A outra franziu uma sobrancelha e concordou — Desde que você chegou, só consegui imaginar cenas horríveis contigo sendo a protagonista – olhou em volta preocupada e logo sussurrou – Você acha que esse bosque está nos influenciado?
Com um gesto de cabeça, Aurora concordou, pensando que não deviam se deixar levar pela magia negra aplicada sobre si, mas antes que pudesse abrir a boca algo foi ouvido ao longe.
Um longo uivo sinistro, que parecia cantar de alegria e tocar o terror em qualquer ser vivo consciente naquele local. As duas se entreolharam com medo e demonstrando preocupação – Vamos por ali – murmurou Cinderela correndo na frente, iluminando o caminho com a sua magia e Aurora logo atrás de si.

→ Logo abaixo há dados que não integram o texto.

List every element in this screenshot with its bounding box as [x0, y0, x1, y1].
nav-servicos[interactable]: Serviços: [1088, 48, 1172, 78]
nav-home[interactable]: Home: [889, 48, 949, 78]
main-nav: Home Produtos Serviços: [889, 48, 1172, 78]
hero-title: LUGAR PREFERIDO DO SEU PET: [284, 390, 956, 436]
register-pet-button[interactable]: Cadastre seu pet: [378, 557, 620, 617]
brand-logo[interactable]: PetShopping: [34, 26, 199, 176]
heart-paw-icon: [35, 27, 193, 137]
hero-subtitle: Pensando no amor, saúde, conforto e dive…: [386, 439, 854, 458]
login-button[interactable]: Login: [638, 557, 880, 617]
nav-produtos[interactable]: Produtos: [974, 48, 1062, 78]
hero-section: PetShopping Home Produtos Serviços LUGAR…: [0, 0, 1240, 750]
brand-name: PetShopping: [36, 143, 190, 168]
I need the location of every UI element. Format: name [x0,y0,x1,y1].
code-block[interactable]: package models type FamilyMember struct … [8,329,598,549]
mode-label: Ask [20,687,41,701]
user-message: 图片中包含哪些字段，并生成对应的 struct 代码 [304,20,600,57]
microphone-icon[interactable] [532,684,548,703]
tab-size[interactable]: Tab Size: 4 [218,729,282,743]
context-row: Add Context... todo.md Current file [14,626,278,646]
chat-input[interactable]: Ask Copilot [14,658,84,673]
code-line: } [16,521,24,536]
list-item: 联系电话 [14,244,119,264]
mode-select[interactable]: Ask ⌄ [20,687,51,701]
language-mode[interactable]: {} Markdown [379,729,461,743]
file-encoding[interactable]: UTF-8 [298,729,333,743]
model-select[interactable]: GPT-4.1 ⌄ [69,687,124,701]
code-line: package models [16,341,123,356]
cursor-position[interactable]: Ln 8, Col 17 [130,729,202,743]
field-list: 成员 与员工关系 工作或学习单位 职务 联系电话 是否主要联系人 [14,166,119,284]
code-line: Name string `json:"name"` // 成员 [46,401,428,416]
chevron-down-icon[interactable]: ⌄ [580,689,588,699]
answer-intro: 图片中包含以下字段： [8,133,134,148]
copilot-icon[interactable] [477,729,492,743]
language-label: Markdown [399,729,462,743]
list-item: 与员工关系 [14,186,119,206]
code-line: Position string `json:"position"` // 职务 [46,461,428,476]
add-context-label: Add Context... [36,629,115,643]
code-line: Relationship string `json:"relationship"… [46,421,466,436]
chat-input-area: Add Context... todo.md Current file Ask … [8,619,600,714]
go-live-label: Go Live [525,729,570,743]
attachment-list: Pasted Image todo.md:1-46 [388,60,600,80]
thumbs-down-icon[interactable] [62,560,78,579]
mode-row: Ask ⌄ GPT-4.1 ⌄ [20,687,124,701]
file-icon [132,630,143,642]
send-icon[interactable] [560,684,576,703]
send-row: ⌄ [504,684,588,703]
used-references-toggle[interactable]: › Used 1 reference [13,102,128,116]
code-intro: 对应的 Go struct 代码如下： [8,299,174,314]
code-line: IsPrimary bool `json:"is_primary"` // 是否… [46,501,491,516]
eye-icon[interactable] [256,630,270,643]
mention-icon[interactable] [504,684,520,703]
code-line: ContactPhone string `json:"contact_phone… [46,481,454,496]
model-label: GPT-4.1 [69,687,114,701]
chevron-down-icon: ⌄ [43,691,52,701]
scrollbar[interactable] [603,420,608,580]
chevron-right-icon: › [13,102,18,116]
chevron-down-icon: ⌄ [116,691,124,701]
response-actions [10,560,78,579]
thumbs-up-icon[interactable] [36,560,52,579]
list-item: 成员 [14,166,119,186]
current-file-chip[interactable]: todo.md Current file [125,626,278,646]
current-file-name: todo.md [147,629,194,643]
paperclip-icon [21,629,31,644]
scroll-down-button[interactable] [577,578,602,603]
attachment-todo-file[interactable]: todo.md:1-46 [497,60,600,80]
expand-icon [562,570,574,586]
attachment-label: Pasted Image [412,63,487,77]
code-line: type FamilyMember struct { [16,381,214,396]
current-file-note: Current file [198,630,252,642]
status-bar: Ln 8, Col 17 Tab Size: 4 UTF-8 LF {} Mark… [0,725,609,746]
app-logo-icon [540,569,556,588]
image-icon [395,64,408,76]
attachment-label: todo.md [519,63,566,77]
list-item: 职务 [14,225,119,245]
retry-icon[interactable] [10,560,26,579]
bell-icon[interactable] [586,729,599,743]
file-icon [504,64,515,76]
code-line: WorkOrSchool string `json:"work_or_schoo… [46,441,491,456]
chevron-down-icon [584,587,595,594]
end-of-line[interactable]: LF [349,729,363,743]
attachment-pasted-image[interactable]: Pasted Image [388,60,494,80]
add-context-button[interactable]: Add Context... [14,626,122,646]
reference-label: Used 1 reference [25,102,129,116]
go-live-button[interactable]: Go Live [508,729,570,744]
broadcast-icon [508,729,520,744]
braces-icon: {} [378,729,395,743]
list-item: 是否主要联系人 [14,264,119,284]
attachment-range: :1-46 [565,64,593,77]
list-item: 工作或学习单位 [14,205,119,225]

As princesas correram até o local mais próximo onde o mato se fechava, e quando a garota Mongestern olhou para trás se arrependeu amargamente.
O Lobo estava parado agora na clareira, exatamente onde ela estava de pé observando as árvores há segundos atrás.
— Aurora, vem! – murmurou Ella, e as duas correram floresta adentro.